Am I’m being too cynical? That’s a hazard of living here in Washington, D.C. As they say inside the Beltway, “The cynicism here is terrible—it’s so hard to keep up!” However, cynicism is also a survival skill, and so I’m glad that my CQ (Cynicism Quotient) improved after reading this article in The Washington Free Beacon, bluntly headlined, “How Biden’s ‘Green Energy Economy’ is Benefiting Left-Wing Billionaires.” Reporter Collin Anderson gets right to the point:
President Joe Biden’s taxpayer-funded push to build a “clean energy economy” is benefiting the left’s most prominent billionaire megadonors, including Bill Gates and Laurene Powell Jobs . . . Biden’s Energy Department has in the last two months announced nearly $3 billion in loans to two electric battery companies, Redwood Materials and Ioneer, which are backed by seed funding from Gates, Jobs, and other left-wing billionaires. Now those billionaires, who have poured millions into the effort to win Democrats power in Washington, are likely set to see a handsome profit from their initial investment. Ioneer, for example, won a $700 million loan from Biden and saw its stock price increase by 33 percent after the announcement.
The key entity here is the Energy Department’s Loan Program Office (LPO) which had been best known in the past for loaning money at concessionary rates to Solyndra, which went bust in 2011, and to Fisker, which went bust in 2013. (And by the way, Fisker was going to make cars in Delaware; and yes, Hunter Biden was nearby.)
But now, thanks to the hilariously misnamed Inflation Reduction Act, LPO has $300 billion to push out the door; Sen. Tom Cotton (R-AR) dubs LPO “a green energy slush fund.” (Of course, what Cotton calls a “slush fund” is what a green capitalist calls “my nest egg,” and what a green-bought politician calls “vital to our energy future.”) Anderson continues:
Biden’s green energy grants are going to groups funded by the same people who poured money into dark money groups that helped get Biden elected. In July 2021, Redwood raised $700 million from a “carefully selected group of strategic investors,” including Gates and Powell Jobs, who participated in the fundraising round through their investment firms. . . . In 2020, Gates sent $127 million to a liberal dark money network working to elect Democrats, while Powell Jobs gave left-wing candidates and political groups more than $2 million.

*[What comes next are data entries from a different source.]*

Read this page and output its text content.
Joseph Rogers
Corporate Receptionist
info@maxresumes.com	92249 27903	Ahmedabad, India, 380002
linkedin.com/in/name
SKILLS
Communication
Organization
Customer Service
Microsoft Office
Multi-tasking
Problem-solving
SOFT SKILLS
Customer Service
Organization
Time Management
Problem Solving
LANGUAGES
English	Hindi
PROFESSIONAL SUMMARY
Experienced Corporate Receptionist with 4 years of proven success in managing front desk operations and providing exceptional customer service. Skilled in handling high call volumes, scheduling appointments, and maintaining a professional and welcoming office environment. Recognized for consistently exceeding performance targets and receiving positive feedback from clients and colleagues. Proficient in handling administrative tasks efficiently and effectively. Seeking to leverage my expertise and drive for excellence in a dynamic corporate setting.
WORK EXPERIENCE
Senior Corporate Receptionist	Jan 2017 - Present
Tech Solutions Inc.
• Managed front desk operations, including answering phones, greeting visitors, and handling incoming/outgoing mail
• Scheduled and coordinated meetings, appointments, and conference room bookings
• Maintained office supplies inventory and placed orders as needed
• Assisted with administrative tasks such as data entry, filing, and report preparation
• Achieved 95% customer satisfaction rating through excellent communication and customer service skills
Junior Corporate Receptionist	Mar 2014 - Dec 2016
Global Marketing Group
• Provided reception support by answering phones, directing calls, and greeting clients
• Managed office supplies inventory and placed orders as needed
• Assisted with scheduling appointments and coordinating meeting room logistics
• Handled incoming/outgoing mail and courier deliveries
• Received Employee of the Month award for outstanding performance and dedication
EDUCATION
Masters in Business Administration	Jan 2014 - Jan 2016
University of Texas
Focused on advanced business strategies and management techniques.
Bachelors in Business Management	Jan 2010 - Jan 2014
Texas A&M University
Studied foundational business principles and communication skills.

In comparison to Gates’ $127 million, Powell Jobs’ $2 million might seem like petty cash, but we should keep in mind that she paid $100 million to buy a 70 percent stake in the left-leaning, Biden-and-Democrat-supporting Atlantic magazine. Once she bought the mag, she went on a hiring spree—it was the Trump era, and Democrats needed jobs—and so it now loses $10 million a year. In other words, while Powell Jobs is not up at the Gates level, she has real skin in the game in helping the Democrats. That ought to count for something, right? And is it so wrong to speculate that maybe she should be compensated for her help by having the feds give her a nice E-Z money loan? It would seem that the Biden administration thinks that’s perfectly fair. Why not? After all, it’s the government’s money, not their money, that they’re handing out.
Green capitalism—the fusion of greenism and cronyism—is a proven model. Ask former vice president Al Gore. His net worth has risen from $2 million in 2001 to $330 million today. Not bad, and do not think for a minute that he ever flies commercial. ut still, Gore isn’t even a billionaire. Other greens aspire to a lot more green. And with the Biden administration’s help, they’re getting it. So now, how to keep the green circle of money flowing?
I’m guessing that Biden’s re-election campaign is going to be well funded. So, all looks good for him and his rich green clients. Unless, of course, the American people find out.